There are also limitations from a human rights perspective to the way the new Directives shape EU public procurement processes. In particular, many of the social and human rights related provisions are largely or entirely discretionary on EU Member States as to whether and how to actively implement them. This invites potential inconsistency in the way EU Member State might express their expectations for companies to demonstrate their commitment to respecting human rights in their activities and operations. Implicitly, this raises the risk of a lowest common denominator approach. Policy incoherence at the EU institutional level is also at risk, specifically regarding the EU’s commitment to widespread dissemination and uptake of the UN Guiding Principles on Business and Human Rights.
In particular, a cross-cutting requirement for social and human rights related criteria to be “linked to the subject matter” of the contract means that measures to incentivise company-wide human rights policy commitments and risk management systems are prohibited from being used as tender criteria.
What is needed now from the European Commission is technical and practical guidance on how to implement the new approaches on human rights and social measures set out in the 2014 Directives (see for example similar calls from the European Network of National Human Rights Institutions). The principal EU-issued guidance – “Buying Social: A Guide to Taking Account of Social Considerations in Public Procurement” – released in 2010 is not only out of date, but narrowly interpreted the previous, more limited, 2004 Directives. New guidance needs to offer clear and easy to follow directions on human rights standards, and on why and how these can be incorporated into national and local public procurement processes. A model procurement policy for public authorities and model tool kits for implementation could supplement this guidance, all of which should be developed in a consultative and transparent manner, inviting and giving full-consideration to the submissions received.

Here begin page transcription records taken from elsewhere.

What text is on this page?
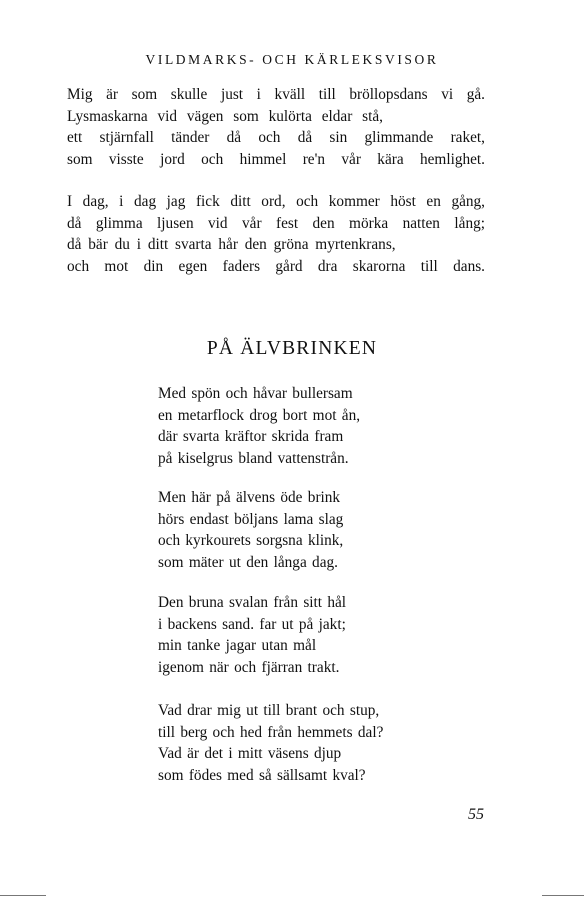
VILDMARKS- OCH KÄRLEKSVISOR
Mig är som skulle just i kväll till bröllopsdans vi gå.
Lysmaskarna vid vägen som kulörta eldar stå,
ett stjärnfall tänder då och då sin glimmande raket,
som visste jord och himmel re'n vår kära hemlighet.
I dag, i dag jag fick ditt ord, och kommer höst en gång,
då glimma ljusen vid vår fest den mörka natten lång;
då bär du i ditt svarta hår den gröna myrtenkrans,
och mot din egen faders gård dra skarorna till dans.
PÅ ÄLVBRINKEN
Med spön och håvar bullersam
en metarflock drog bort mot ån,
där svarta kräftor skrida fram
på kiselgrus bland vattenstrån.
Men här på älvens öde brink
hörs endast böljans lama slag
och kyrkourets sorgsna klink,
som mäter ut den långa dag.
Den bruna svalan från sitt hål
i backens sand. far ut på jakt;
min tanke jagar utan mål
igenom när och fjärran trakt.
Vad drar mig ut till brant och stup,
till berg och hed från hemmets dal?
Vad är det i mitt väsens djup
som födes med så sällsamt kval?
55
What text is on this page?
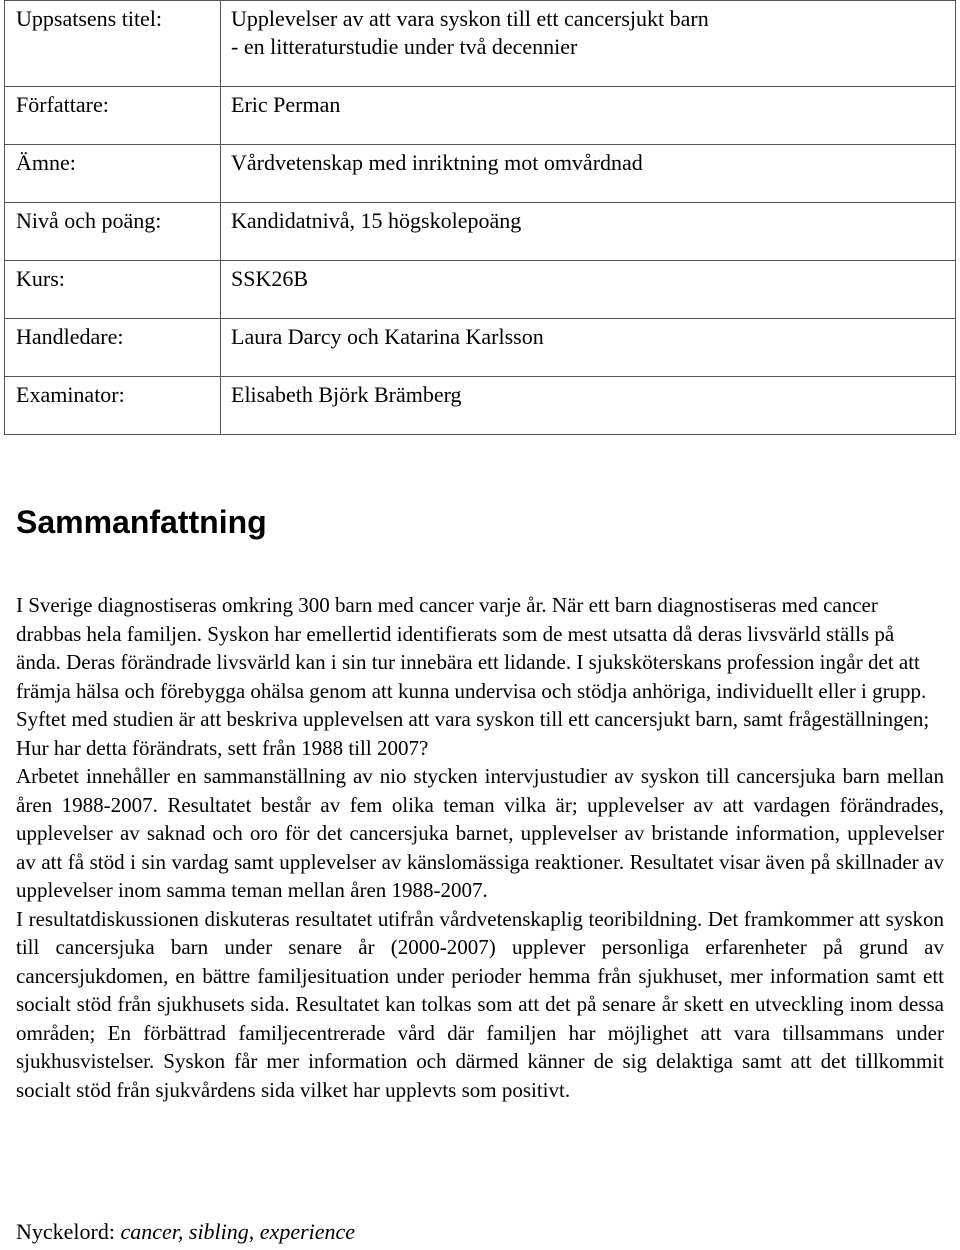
Uppsatsens titel:	Upplevelser av att vara syskon till ett cancersjukt barn
- en litteraturstudie under två decennier

Författare:	Eric Perman
Ämne:	Vårdvetenskap med inriktning mot omvårdnad
Nivå och poäng:	Kandidatnivå, 15 högskolepoäng
Kurs:	SSK26B
Handledare:	Laura Darcy och Katarina Karlsson
Examinator:	Elisabeth Björk Brämberg
Sammanfattning

I Sverige diagnostiseras omkring 300 barn med cancer varje år. När ett barn diagnostiseras med cancer drabbas hela familjen. Syskon har emellertid identifierats som de mest utsatta då deras livsvärld ställs på ända. Deras förändrade livsvärld kan i sin tur innebära ett lidande. I sjuksköterskans profession ingår det att främja hälsa och förebygga ohälsa genom att kunna undervisa och stödja anhöriga, individuellt eller i grupp.

Syftet med studien är att beskriva upplevelsen att vara syskon till ett cancersjukt barn, samt frågeställningen; Hur har detta förändrats, sett från 1988 till 2007?

Arbetet innehåller en sammanställning av nio stycken intervjustudier av syskon till cancersjuka barn mellan åren 1988-2007. Resultatet består av fem olika teman vilka är; upplevelser av att vardagen förändrades, upplevelser av saknad och oro för det cancersjuka barnet, upplevelser av bristande information, upplevelser av att få stöd i sin vardag samt upplevelser av känslomässiga reaktioner. Resultatet visar även på skillnader av upplevelser inom samma teman mellan åren 1988-2007.

I resultatdiskussionen diskuteras resultatet utifrån vårdvetenskaplig teoribildning. Det framkommer att syskon till cancersjuka barn under senare år (2000-2007) upplever personliga erfarenheter på grund av cancersjukdomen, en bättre familjesituation under perioder hemma från sjukhuset, mer information samt ett socialt stöd från sjukhusets sida. Resultatet kan tolkas som att det på senare år skett en utveckling inom dessa områden; En förbättrad familjecentrerade vård där familjen har möjlighet att vara tillsammans under sjukhusvistelser. Syskon får mer information och därmed känner de sig delaktiga samt att det tillkommit socialt stöd från sjukvårdens sida vilket har upplevts som positivt.

Nyckelord: cancer, sibling, experience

In the meantime, it is up to EU Member States to use the wide discretion granted in the 2014 Directives to ensure meaningful and progressive implementation under their national laws and procurement practices. A new IHRB Occasional Paper has been produced to assist EU Member States in understanding the range of opportunities, but also limitations, under the 2014 EU Public Procurement Directives to integrating human rights considerations into their national rules and practices on public procurement.